Even if you’re willing to write off the Union game as a product of some bad luck, it’s still borderline amazing that the Sounders managed to not score against a Galaxy team that had given up 28 goals in their past nine games and had given up at least two in all but one of those. Minnesota United and the Colorado Rapids — the two worst road teams in MLS — each managed to score two at StubHub Center.
It wasn’t that the Sounders failed to create chances — again — it’s that they didn’t do anything with them. I’m still trying to figure out how Will Bruin managed to not put his wide open back-post header on frame and still a little baffled that Raúl Ruidíaz didn’t finish a couple of the chances he had.

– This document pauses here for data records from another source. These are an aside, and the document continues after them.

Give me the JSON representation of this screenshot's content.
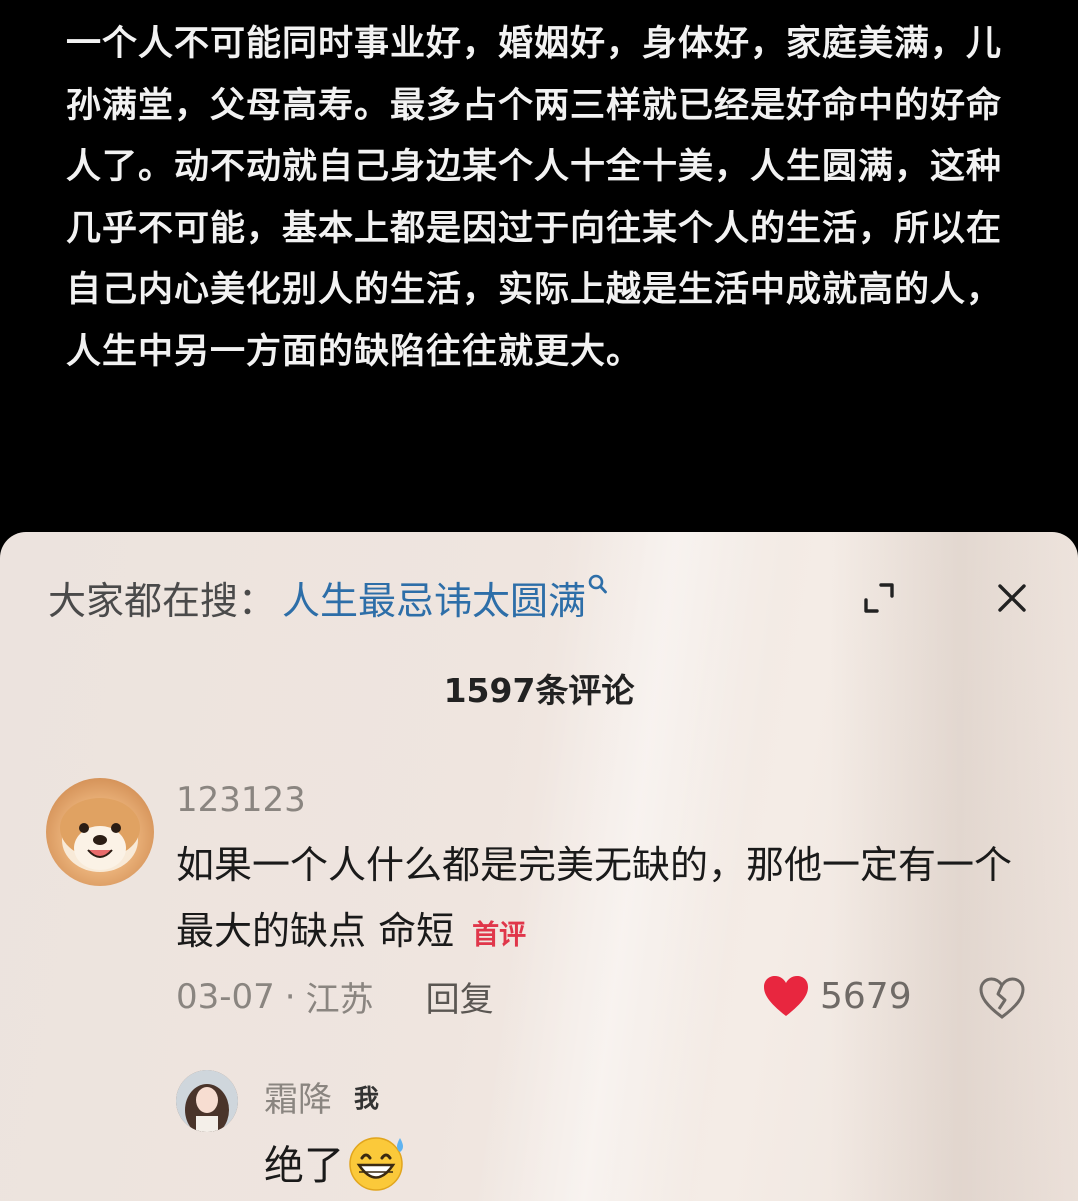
{
  "video": {
    "caption": "一个人不可能同时事业好，婚姻好，身体好，家庭美满，儿孙满堂，父母高寿。最多占个两三样就已经是好命中的好命人了。动不动就自己身边某个人十全十美，人生圆满，这种几乎不可能，基本上都是因过于向往某个人的生活，所以在自己内心美化别人的生活，实际上越是生活中成就高的人，人生中另一方面的缺陷往往就更大。"
  },
  "comments_panel": {
    "search": {
      "prefix": "大家都在搜：",
      "term": "人生最忌讳太圆满",
      "icon": "search-icon"
    },
    "expand_icon": "expand-icon",
    "close_icon": "close-icon",
    "count_label": "1597条评论",
    "comment": {
      "username": "123123",
      "text": "如果一个人什么都是完美无缺的，那他一定有一个最大的缺点 命短",
      "badge": "首评",
      "date": "03-07",
      "separator": "·",
      "location": "江苏",
      "reply_label": "回复",
      "like_count": "5679",
      "avatar": "shiba-dog-avatar"
    },
    "reply": {
      "username": "霜降",
      "badge": "我",
      "text": "绝了",
      "emoji": "grinning-sweat-emoji",
      "avatar": "girl-avatar"
    }
  },
  "colors": {
    "search_term": "#2d6ea8",
    "badge_red": "#e0364a",
    "heart_red": "#e8263f",
    "panel_bg": "#efe5df"
  }
}
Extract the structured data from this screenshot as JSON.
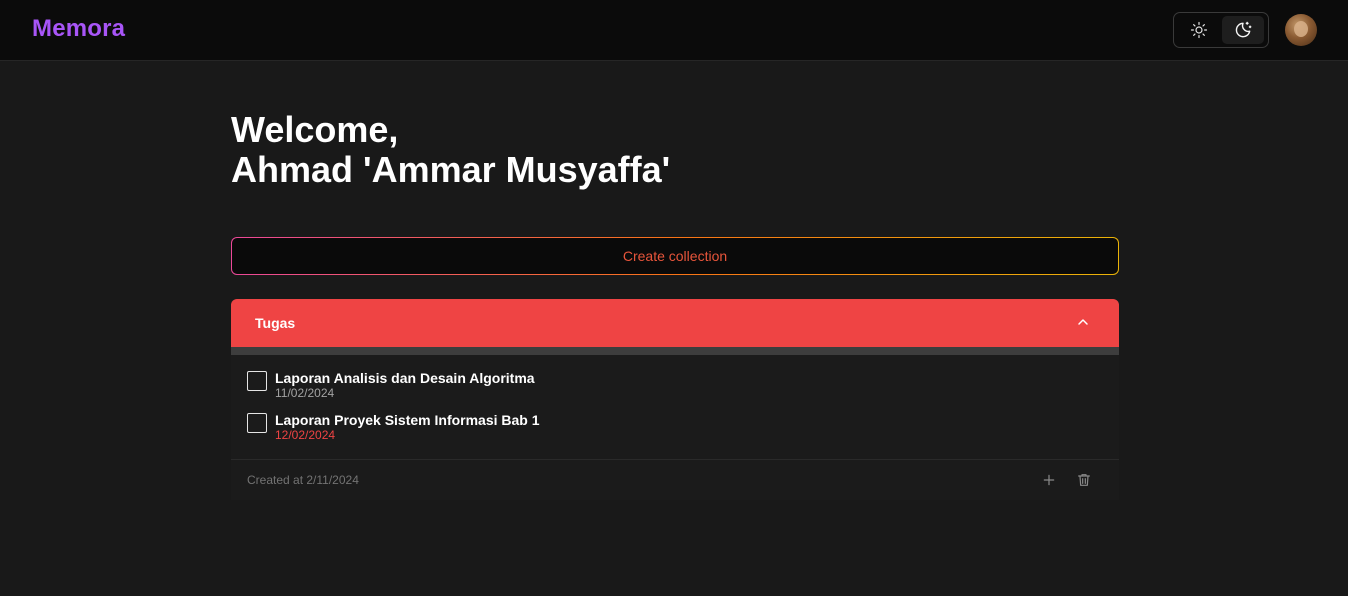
{
  "navbar": {
    "brand": "Memora",
    "theme": {
      "light_icon": "sun-icon",
      "dark_icon": "moon-stars-icon",
      "active": "dark"
    },
    "avatar_icon": "user-avatar"
  },
  "greeting": {
    "line1": "Welcome,",
    "line2": "Ahmad 'Ammar Musyaffa'"
  },
  "create_collection": {
    "label": "Create collection"
  },
  "collections": [
    {
      "name": "Tugas",
      "color": "#ef4444",
      "tasks": [
        {
          "title": "Laporan Analisis dan Desain Algoritma",
          "date": "11/02/2024",
          "checked": false,
          "overdue": false
        },
        {
          "title": "Laporan Proyek Sistem Informasi Bab 1",
          "date": "12/02/2024",
          "checked": false,
          "overdue": true
        }
      ],
      "created_at": "Created at 2/11/2024"
    }
  ],
  "colors": {
    "brand": "#a855f7",
    "accent_red": "#ef4444",
    "background": "#191919"
  }
}
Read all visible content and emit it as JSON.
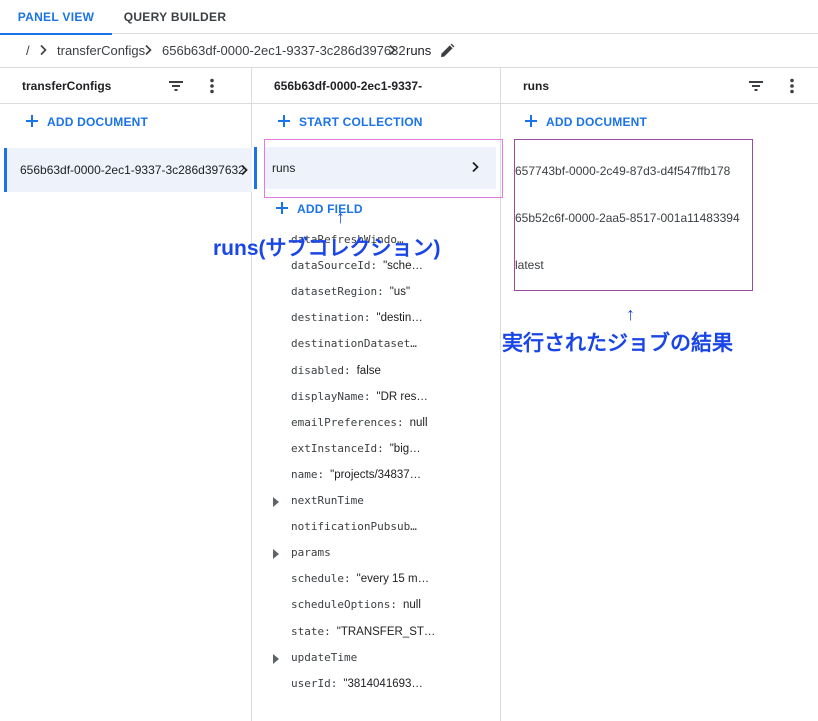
{
  "tabs": [
    {
      "label": "PANEL VIEW",
      "active": true
    },
    {
      "label": "QUERY BUILDER",
      "active": false
    }
  ],
  "breadcrumb": {
    "root": "/",
    "items": [
      "transferConfigs",
      "656b63df-0000-2ec1-9337-3c286d397632",
      "runs"
    ]
  },
  "panel1": {
    "title": "transferConfigs",
    "add_label": "ADD DOCUMENT",
    "documents": [
      "656b63df-0000-2ec1-9337-3c286d397632"
    ]
  },
  "panel2": {
    "title": "656b63df-0000-2ec1-9337-",
    "start_collection_label": "START COLLECTION",
    "collections": [
      "runs"
    ],
    "add_field_label": "ADD FIELD",
    "fields": [
      {
        "key": "dataRefreshWindo…",
        "value": "",
        "expandable": false
      },
      {
        "key": "dataSourceId:",
        "value": "\"sche…",
        "expandable": false
      },
      {
        "key": "datasetRegion:",
        "value": "\"us\"",
        "expandable": false
      },
      {
        "key": "destination:",
        "value": "\"destin…",
        "expandable": false
      },
      {
        "key": "destinationDataset…",
        "value": "",
        "expandable": false
      },
      {
        "key": "disabled:",
        "value": "false",
        "expandable": false
      },
      {
        "key": "displayName:",
        "value": "\"DR res…",
        "expandable": false
      },
      {
        "key": "emailPreferences:",
        "value": "null",
        "expandable": false
      },
      {
        "key": "extInstanceId:",
        "value": "\"big…",
        "expandable": false
      },
      {
        "key": "name:",
        "value": "\"projects/34837…",
        "expandable": false
      },
      {
        "key": "nextRunTime",
        "value": "",
        "expandable": true
      },
      {
        "key": "notificationPubsub…",
        "value": "",
        "expandable": false
      },
      {
        "key": "params",
        "value": "",
        "expandable": true
      },
      {
        "key": "schedule:",
        "value": "\"every 15 m…",
        "expandable": false
      },
      {
        "key": "scheduleOptions:",
        "value": "null",
        "expandable": false
      },
      {
        "key": "state:",
        "value": "\"TRANSFER_ST…",
        "expandable": false
      },
      {
        "key": "updateTime",
        "value": "",
        "expandable": true
      },
      {
        "key": "userId:",
        "value": "\"3814041693…",
        "expandable": false
      }
    ]
  },
  "panel3": {
    "title": "runs",
    "add_label": "ADD DOCUMENT",
    "documents": [
      "657743bf-0000-2c49-87d3-d4f547ffb178",
      "65b52c6f-0000-2aa5-8517-001a11483394",
      "latest"
    ]
  },
  "annotations": {
    "subcollection": "runs(サブコレクション)",
    "results": "実行されたジョブの結果",
    "arrow": "↑"
  },
  "colors": {
    "accent": "#1a73e8",
    "annotation_text": "#1a46e6",
    "box_pink": "#e37ae3",
    "box_purple": "#9c4a9c"
  },
  "icons": [
    "chevron-right-icon",
    "edit-pencil-icon",
    "filter-icon",
    "more-vert-icon",
    "plus-icon",
    "expand-arrow-icon"
  ]
}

There are potential explanations for this, granted. The Sounders were playing their third game in nine days and they were limited in how much squad rotation they could do after Harry Shipp went down with a hamstring injury. Ruidíaz may have also still been feeling the effects of the sprained ankle he suffered on Wednesday.

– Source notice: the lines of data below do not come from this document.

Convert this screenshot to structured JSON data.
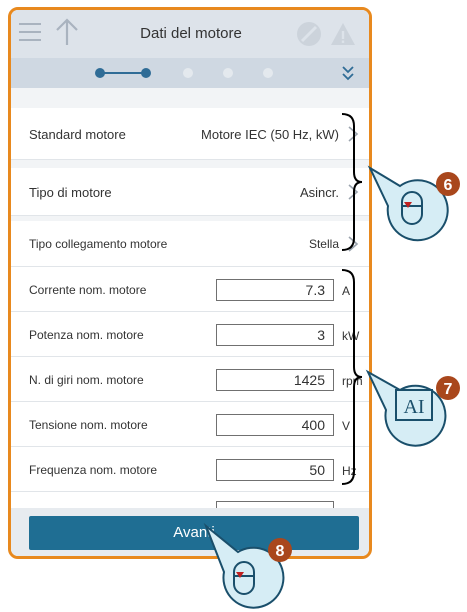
{
  "header": {
    "title": "Dati del motore"
  },
  "rows_select": [
    {
      "label": "Standard motore",
      "value": "Motore IEC (50 Hz, kW)"
    },
    {
      "label": "Tipo di motore",
      "value": "Asincr."
    },
    {
      "label": "Tipo collegamento motore",
      "value": "Stella"
    }
  ],
  "rows_input": [
    {
      "label": "Corrente nom. motore",
      "value": "7.3",
      "unit": "A"
    },
    {
      "label": "Potenza nom. motore",
      "value": "3",
      "unit": "kW"
    },
    {
      "label": "N. di giri nom. motore",
      "value": "1425",
      "unit": "rpm"
    },
    {
      "label": "Tensione nom. motore",
      "value": "400",
      "unit": "V"
    },
    {
      "label": "Frequenza nom. motore",
      "value": "50",
      "unit": "Hz"
    }
  ],
  "footer": {
    "button_label": "Avanti"
  },
  "callouts": {
    "c6": "6",
    "c7": "7",
    "c8": "8",
    "ai_text": "AI"
  },
  "colors": {
    "accent": "#e8891e",
    "primary": "#1f6e93",
    "callout": "#a9471c"
  }
}
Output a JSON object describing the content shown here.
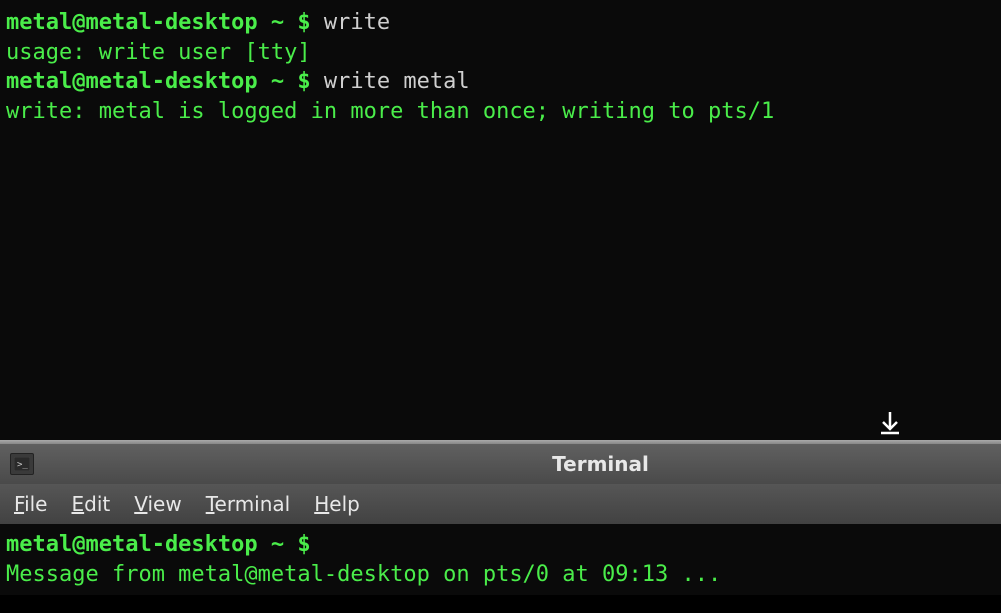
{
  "top_terminal": {
    "line1": {
      "prompt_user": "metal@metal-desktop",
      "prompt_path": " ~ ",
      "prompt_dollar": "$ ",
      "command": "write"
    },
    "line2": "usage: write user [tty]",
    "line3": {
      "prompt_user": "metal@metal-desktop",
      "prompt_path": " ~ ",
      "prompt_dollar": "$ ",
      "command": "write metal"
    },
    "line4": "write: metal is logged in more than once; writing to pts/1"
  },
  "window": {
    "title": "Terminal"
  },
  "menubar": {
    "file": "File",
    "file_u": "F",
    "file_rest": "ile",
    "edit": "Edit",
    "edit_u": "E",
    "edit_rest": "dit",
    "view": "View",
    "view_u": "V",
    "view_rest": "iew",
    "terminal": "Terminal",
    "terminal_u": "T",
    "terminal_rest": "erminal",
    "help": "Help",
    "help_u": "H",
    "help_rest": "elp"
  },
  "bottom_terminal": {
    "line1": {
      "prompt_user": "metal@metal-desktop",
      "prompt_path": " ~ ",
      "prompt_dollar": "$ "
    },
    "line2": "Message from metal@metal-desktop on pts/0 at 09:13 ..."
  }
}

None of that likely lessens the feeling of dread many Sounders fans felt, as the performance felt eerily similar to some of those early season games. The Sounders were never able to find any sort of groove in this game and were far too content to lump in crosses (they had 22).
It should also serve as a bit of a cautionary tale when it comes to the limitations of the 4-4-2. Although a two-forward formation has been used effectively late in games, this was the first time the Sounders had started with two true forwards all year. The effect was Nicolas Lodeiro having one of his least effective matches of the season, as he registered just one key pass and one shot.
As important as Ruidíaz is to the Sounders’ hopes of a lengthy postseason run, I’d say Lodeiro is even more so. I don’t think the 4-4-2 was solely to blame for his ineffectiveness — he still got a lot of touches in the offensive third and he still had a pretty free role — but having one less midfielder to interchange with does seem like it made it a bit tougher.
Quote of the day
That second goal was the one that really killed us and that is the one I will take responsibility for because the team needs to be coached in a fashion where they play until the whistle is blown. That will be addressed and that won’t happen again
The game in one gif
Look, if Zlatan says she was MVP who am I to come up with a more telling moment
MVP of the game! https://t.co/eZ2WdQsVN7
— Zlatan Ibrahimović (@Ibra_official) September 24, 2018
One stat to tell the tale
3-0-3 — That was the Sounders’ record against the Galaxy during the Brian Schmetzer era before Sunday’s game. It had included a 2-0-1 record at StubHub Center.